Back to Project: Building GPT10.4

Inference & Generation

Load a trained checkpoint, control the sampling, and generate text.

Training taught the model to predict the next token. To generate text, we repeat that prediction, extending the sequence one token at a time. In generate.py, we load a saved checkpoint, implement this loop, add sampling controls, and see what the model generates.

Load the Checkpoint

To generate text, we first reconstruct the trained model from its checkpoint: load the config, restore the weights, and switch to eval mode.

# generate.py
import torch
import tiktoken
 
from config import GPTConfig, get_device
from model import GPT
 
 
device = get_device()
checkpoint = torch.load("out/ckpt.pt", map_location=device)
 
config = GPTConfig(**checkpoint["config"])
model = GPT(config).to(device)
model.load_state_dict(checkpoint["model"])
model.eval()
 
enc = tiktoken.get_encoding("gpt2")

model.eval() disables dropout, which is only needed during training as regularization. Since generation never updates weights, we also turn off gradient tracking with @torch.inference_mode() on the generation method in the next step.

Implement generate()

Generation works one token at a time: forward pass, take the logits at the last position, pick a token, append it, and repeat. The simplest way to pick a token is greedy decoding, which always takes the highest-scoring one. We implement this as a method on the model class since it uses the forward pass and context length directly.

# model.py
import torch
 
 
class GPT(nn.Module):
    ...
    @torch.inference_mode()
    def generate(self, idx, max_new_tokens):
        for _ in range(max_new_tokens):
            idx_cond = idx[:, -self.config.context_length :]
            logits, _ = self(idx_cond)
            logits = logits[:, -1, :]
            next_token = torch.argmax(logits, dim=-1, keepdim=True)
            idx = torch.cat((idx, next_token), dim=1)
 
        return idx

As the sequence grows, it can exceed the model's context window, so we crop the input to context_length tokens each iteration. Only the logits at the final position predict the next token, so we take logits[:, -1, :] and pick from there.

Control the Sampling

Since greedy decoding always picks the highest-scoring token, the output is deterministic and often repetitive. To introduce controlled randomness, we extend generate() with two controls: temperature and top-k.

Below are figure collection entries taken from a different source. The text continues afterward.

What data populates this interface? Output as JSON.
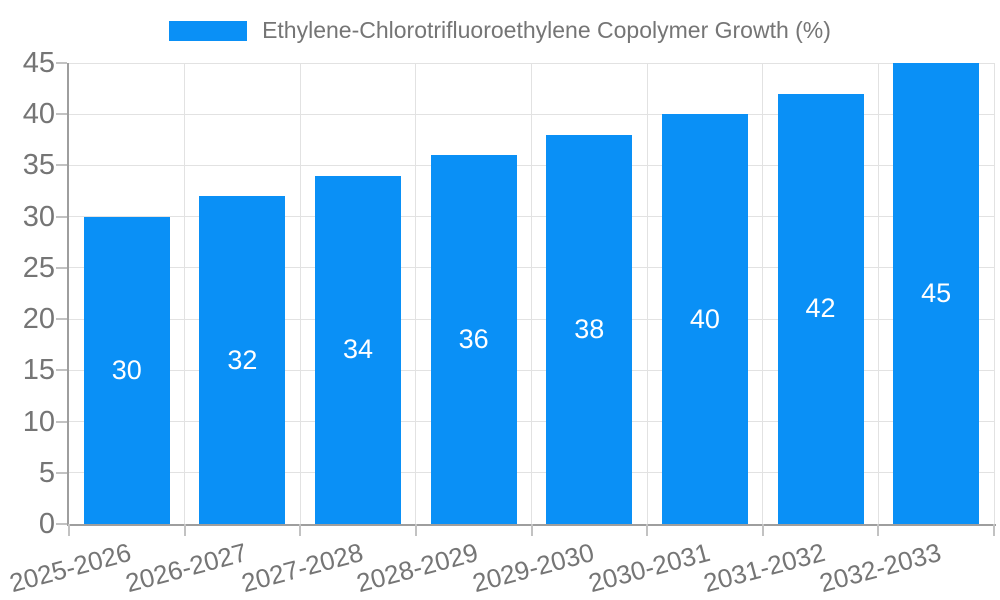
{
  "legend": {
    "position": "top",
    "label": "Ethylene-Chlorotrifluoroethylene Copolymer Growth (%)"
  },
  "colors": {
    "bar": "#0a90f6",
    "bar_value_text": "#ffffff",
    "grid": "#e2e2e2",
    "axis": "#9e9e9e",
    "tick_mark": "#c2c2c2",
    "tick_text": "#757575",
    "background": "#ffffff"
  },
  "chart_data": {
    "type": "bar",
    "title": "Ethylene-Chlorotrifluoroethylene Copolymer Growth (%)",
    "categories": [
      "2025-2026",
      "2026-2027",
      "2027-2028",
      "2028-2029",
      "2029-2030",
      "2030-2031",
      "2031-2032",
      "2032-2033"
    ],
    "values": [
      30,
      32,
      34,
      36,
      38,
      40,
      42,
      45
    ],
    "bar_value_labels": [
      "30",
      "32",
      "34",
      "36",
      "38",
      "40",
      "42",
      "45"
    ],
    "xlabel": "",
    "ylabel": "",
    "ylim": [
      0,
      45
    ],
    "yticks": [
      0,
      5,
      10,
      15,
      20,
      25,
      30,
      35,
      40,
      45
    ],
    "grid": true,
    "legend_position": "top",
    "x_label_rotation_deg": -15,
    "value_label_position": "center-of-bar"
  }
}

Temperature divides all logits by a single value before softmax. Dividing by a value below 1 amplifies the gaps between scores, so softmax pushes most probability toward the top few tokens. Dividing by a value above 1 shrinks the gaps, spreading probability more evenly and giving lower-scoring tokens a real chance. At 0, we skip softmax entirely and fall back to argmax.

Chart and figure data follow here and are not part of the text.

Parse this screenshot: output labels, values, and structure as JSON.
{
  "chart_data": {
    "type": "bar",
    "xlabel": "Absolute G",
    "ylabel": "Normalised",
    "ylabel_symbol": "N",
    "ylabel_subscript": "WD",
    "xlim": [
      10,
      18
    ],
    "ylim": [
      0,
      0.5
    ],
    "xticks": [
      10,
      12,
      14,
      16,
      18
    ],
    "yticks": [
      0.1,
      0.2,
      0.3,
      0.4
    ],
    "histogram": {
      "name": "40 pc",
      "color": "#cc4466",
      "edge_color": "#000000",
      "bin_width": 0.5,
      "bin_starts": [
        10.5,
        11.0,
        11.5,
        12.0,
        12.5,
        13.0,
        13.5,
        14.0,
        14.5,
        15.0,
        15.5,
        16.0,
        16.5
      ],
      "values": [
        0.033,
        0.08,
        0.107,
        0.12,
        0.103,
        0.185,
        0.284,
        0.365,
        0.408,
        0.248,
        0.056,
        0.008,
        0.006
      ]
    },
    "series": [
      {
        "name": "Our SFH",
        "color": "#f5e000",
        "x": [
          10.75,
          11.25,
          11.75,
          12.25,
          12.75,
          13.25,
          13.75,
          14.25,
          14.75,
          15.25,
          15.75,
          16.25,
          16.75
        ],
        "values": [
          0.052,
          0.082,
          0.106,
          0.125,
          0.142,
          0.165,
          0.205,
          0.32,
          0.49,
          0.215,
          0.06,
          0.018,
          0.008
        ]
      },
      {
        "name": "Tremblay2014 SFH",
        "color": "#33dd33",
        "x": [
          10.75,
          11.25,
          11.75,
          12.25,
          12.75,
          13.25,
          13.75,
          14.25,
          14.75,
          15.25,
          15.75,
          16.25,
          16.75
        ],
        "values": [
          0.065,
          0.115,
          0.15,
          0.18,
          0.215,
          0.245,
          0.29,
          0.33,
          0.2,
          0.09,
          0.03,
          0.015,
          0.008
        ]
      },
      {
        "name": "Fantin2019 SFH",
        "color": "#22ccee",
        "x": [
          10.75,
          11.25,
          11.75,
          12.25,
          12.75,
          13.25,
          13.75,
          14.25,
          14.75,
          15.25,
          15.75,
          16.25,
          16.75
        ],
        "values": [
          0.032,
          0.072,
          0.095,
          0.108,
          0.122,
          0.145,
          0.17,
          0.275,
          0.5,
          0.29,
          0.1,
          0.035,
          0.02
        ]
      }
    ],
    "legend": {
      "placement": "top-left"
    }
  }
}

Top-k keeps only the k highest-scoring logits and sets everything else to negative infinity. After softmax, those masked positions get zero probability, so the model only samples from the top k candidates.

# model.py
import torch
import torch.nn.functional as F
 
 
class GPT(nn.Module):
    ...
    @torch.inference_mode()
    def generate(self, idx, max_new_tokens, temperature=1.0, top_k=None):
        for _ in range(max_new_tokens):
            idx_cond = idx[:, -self.config.context_length :]
            logits, _ = self(idx_cond)
            logits = logits[:, -1, :]
 
            if temperature == 0.0:
                next_token = torch.argmax(logits, dim=-1, keepdim=True)
            else:
                logits = logits / temperature
 
                if top_k is not None:
                    values, _ = torch.topk(logits, min(top_k, logits.size(-1)))
                    logits[logits < values[:, [-1]]] = -float("inf")
 
                probs = F.softmax(logits, dim=-1)
                next_token = torch.multinomial(probs, num_samples=1)
 
            idx = torch.cat((idx, next_token), dim=1)
 
        return idx

Back in generate.py, we encode a prompt into token IDs, call model.generate() with temperature and top-k values, and decode the output back to text.

# generate.py
prompt = "Machine learning is"
idx = torch.tensor([enc.encode(prompt)], device=device)
 
out = model.generate(
    idx,
    max_new_tokens=200,
    temperature=0.8,
    top_k=50,
)
 
# out is (1, seq) since we generate a single sequence; grab the first row
print(enc.decode(out[0].tolist()))

If changing these values makes no noticeable difference, or if every setting produces equally broken output, the checkpoint is likely still undertrained.

Milestone

generate.py can now load a trained checkpoint, encode a prompt, and generate text from it.

The pretraining pipeline is now complete: raw text becomes tokens, the model trains on those tokens, and the trained checkpoint generates text from a prompt.

Turning that base model into a chatbot involves post-training, starting with supervised fine-tuning (SFT), which reuses the same next-token training on instruction-and-response data, often followed by preference tuning such as RLHF. To explore that pipeline, see Karpathy's nanochat.